The Potential for IIA Claims Arising out of COVID-19
Investment tribunals generally pay great deference to governmental judgments in matters such as the protection of public health. However, the proper degree of deference requires a minimum level of rationality and proportionality between the State's measure and a legitimate governmental objective.
States may run afoul of their IIA obligations in a myriad of ways, and each case is evaluated on a case by case basis. In the particular context of COVID-19, measures that are likely to come under challenge from investors include: (i) the denial of nondiscriminatory access to government financial support; and (ii) health-, trade-, or finance-related emergency interventions and measures.
For example, an investor may find that a measure taken in response to COVID-19, such as temporary control over its factory, was disproportionate in the circumstances and gave insufficient weight to the investor's private commercial interests. The nationalisation of businesses for overtly protectionist reasons or without adequate compensation may also have consequences under international law. Further, the denial of market access, for example export restrictions on medical-grade masks or pharmaceuticals, or the suspension of payments due under mortgages or other loans may also contradict IIA protections. So too if States pass legislation mandating that existing insurance contracts retroactively cover COVID-19 cases, particularly if the extent of the impairment is disproportionate to the public purpose. Finally, the administration of State aid or rescue loans may also affect obligations under IIAs, such as protections against discrimination on the basis of nationality or the State's obligations of transparency and protection of investors' legitimate expectations.

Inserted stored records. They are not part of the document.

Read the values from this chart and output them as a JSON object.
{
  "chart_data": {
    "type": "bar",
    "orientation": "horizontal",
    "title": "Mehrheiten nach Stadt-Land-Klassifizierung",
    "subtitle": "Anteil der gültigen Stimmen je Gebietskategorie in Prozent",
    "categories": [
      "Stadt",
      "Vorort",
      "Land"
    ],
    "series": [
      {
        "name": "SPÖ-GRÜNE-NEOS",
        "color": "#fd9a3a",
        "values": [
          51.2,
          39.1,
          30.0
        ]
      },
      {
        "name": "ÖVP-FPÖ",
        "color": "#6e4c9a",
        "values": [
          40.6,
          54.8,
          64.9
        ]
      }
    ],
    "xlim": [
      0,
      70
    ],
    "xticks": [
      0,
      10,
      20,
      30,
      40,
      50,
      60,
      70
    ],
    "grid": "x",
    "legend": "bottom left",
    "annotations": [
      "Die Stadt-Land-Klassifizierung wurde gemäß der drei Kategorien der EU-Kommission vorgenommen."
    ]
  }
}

Respondent States are likely to contest any IIA claims arising out of the COVID-19 pandemic. In determining whether a measure is reasonable or proportionate, investment tribunals will afford the State a significant margin of appreciation. Moreover, IIAs sometimes contain specific carve-outs that may be triggered by the event of an epidemic or where public health is the object of regulation. States might also seek to rely on customary international law defences such as force majeure, distress, necessity or the so-called police powers doctrine to justify the nonperformance of their international commitments. The last of these defences was applied during a smallpox epidemic in the late 19th century. In the Bischoff Case (1903), a Mixed Claims Commission found that the seizure of a German carriage by Venezuelan authorities after it had carried two persons infected with the disease did not constitute a wrongful taking under international law.
Protecting Your Investment Before it is too Late
Well-advised investors should prepare against government overreach by structuring their investments in ways that maximise their protections under an IIA. Just as a company may decide to operate through a subsidiary for tax or other reasons, investment treaty "planning" is often employed by multinational companies in structuring (or restructuring) investments to take advantage of protections afforded by a bilateral or multilateral investment treaty, and investment treaty tribunals have acknowledged and approved that type of planning.
However, investors should pay particular attention to the timing of the restructuring. A number of arbitral tribunals have concluded that investors cannot restructure their investments with the sole purpose of benefiting from IIA protection once the disputed conduct has already occurred. Given the heightened political, legal and regulatory risks for all manner of businesses, investors are advised to review the status of their foreign investments under IIAs as a matter of priority.